Нью-эйдж вояж по Тибету, Непалу, Индии
Шрифт:
***
В тибетском ресторане при отеле было хорошо – нарядное традиционное убранство, приятные любезные девушки, еда вполне была съедобной, да и ходить далеко было не надо – спустился на первый этаж и ешь.
Но долго это продолжаться не могло. Через несколько дней еда, почему-то, стала слишком жирной, а местами даже невкусной, короче, захотелось разнообразия
Первым попался китайский ресторанчик. Внутри всё было по-китайски, и вокруг одни китайцы, и даже телевизор шумел китайским боевиком. По залу бегали официантки в красных народных костюмах. На столах, сервированных палочками, блюдечками, чашечками, пиалушками и фарфоровыми ложками, лежали меню с названиями блюд не только по-китайски, но и по-английски. Вот это хорошо.
Выбрали место, сели, получили по первой порции так-себе-чая. В меню все блюда по 10-12 юаней, за исключением двух позиций: рыбы «по-китайски» и рыбы в кисло-сладком соусе с чем-то кисломолочным.

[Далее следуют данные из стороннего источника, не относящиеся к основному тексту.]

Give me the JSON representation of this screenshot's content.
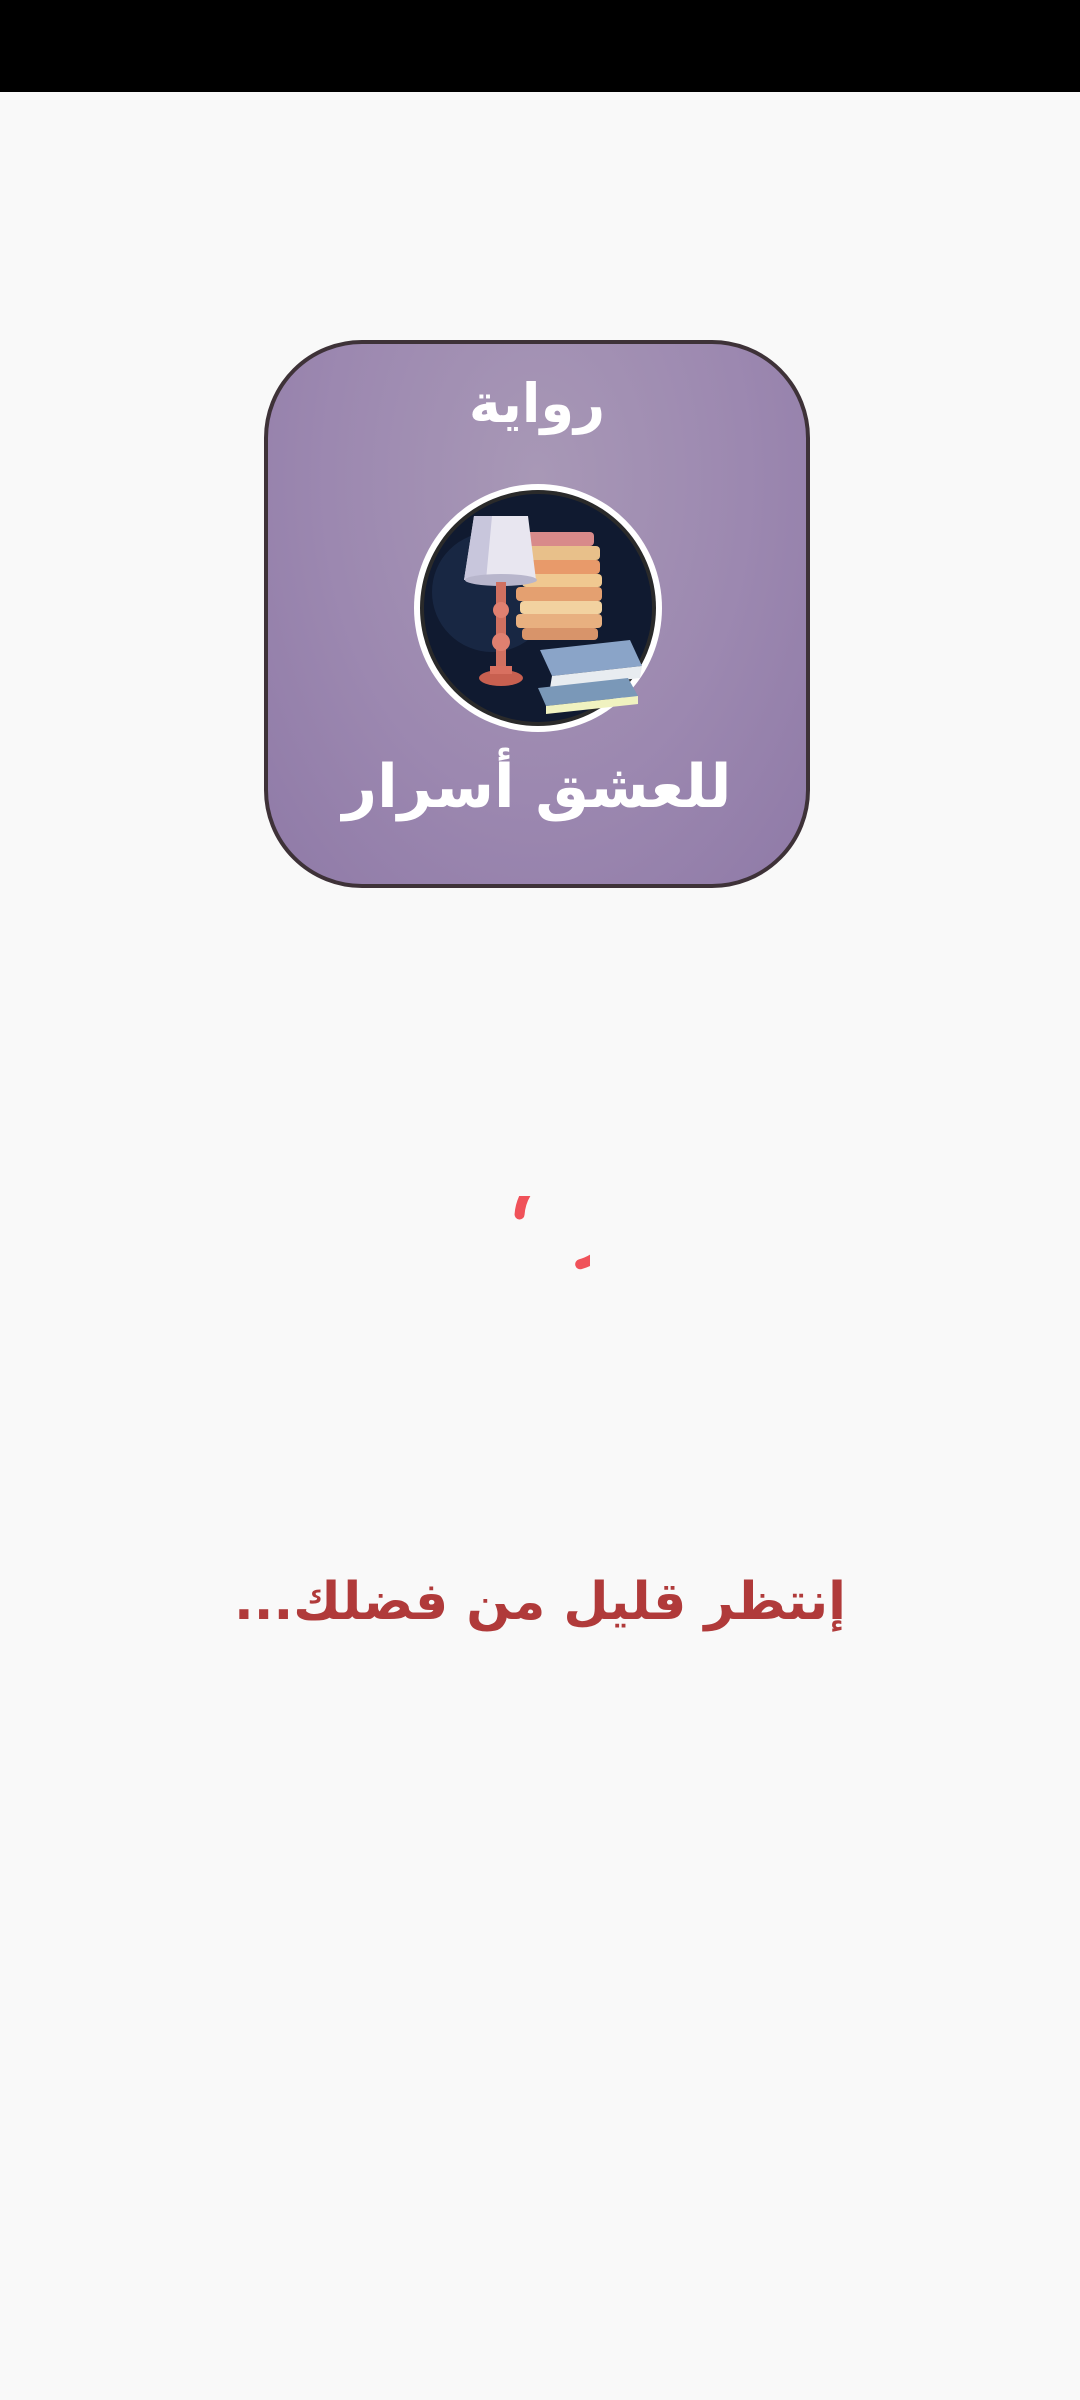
{
  "app_icon": {
    "title_top": "رواية",
    "title_bottom": "للعشق أسرار",
    "emblem_icon": "lamp-and-books-icon",
    "background_color": "#9c88b0"
  },
  "spinner": {
    "icon": "loading-spinner-icon",
    "color": "#f0525a"
  },
  "loading_message": "إنتظر قليل من فضلك..."
}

Цена на рыбу в семь раз выше любого другого блюда. Рыбу мы давно не ели, и, уповая на то, что раз она такая дорогая, то, наверно, очень вкусная, мы её и заказали. Также к заказу прибавили китайскую капусту и лапшу с курой, которая оказалась свининой (видимо, издержки плохо переведённого меню), а мясо мы оба не едим.

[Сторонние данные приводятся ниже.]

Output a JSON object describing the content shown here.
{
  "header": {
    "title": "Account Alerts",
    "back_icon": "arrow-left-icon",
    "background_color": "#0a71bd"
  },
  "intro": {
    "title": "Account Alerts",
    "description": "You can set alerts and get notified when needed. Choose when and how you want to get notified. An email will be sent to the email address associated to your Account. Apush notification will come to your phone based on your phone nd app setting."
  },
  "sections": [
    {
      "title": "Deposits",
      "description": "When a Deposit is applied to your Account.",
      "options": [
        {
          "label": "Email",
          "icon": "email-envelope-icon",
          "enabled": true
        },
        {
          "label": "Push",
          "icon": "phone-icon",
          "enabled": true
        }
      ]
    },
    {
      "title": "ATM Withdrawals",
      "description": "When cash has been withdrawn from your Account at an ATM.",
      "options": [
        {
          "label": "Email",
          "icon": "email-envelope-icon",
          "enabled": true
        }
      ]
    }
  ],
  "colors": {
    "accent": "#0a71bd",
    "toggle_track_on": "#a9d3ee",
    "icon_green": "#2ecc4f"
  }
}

Когда принесли рыбу, то мы растерялись: неужели это все нам? Огромная рыбина, мирно плавала в красно-коричневом маринаде, украшенная зеленью и розочкой из редьки. И только спокойно-уверенное выражение лица официантки, помещавшей блюдо с рыбой на наш столик, убедило нас в том, что это – для нас. Вечер нам предстоял длинный, потому что съедение такого количества пищи при помощи одних палочек представлялось делом не одного часа. Зато прояснилась причина высокой цены на рыбу – её внушительный размер. Как всё, оказывается, просто.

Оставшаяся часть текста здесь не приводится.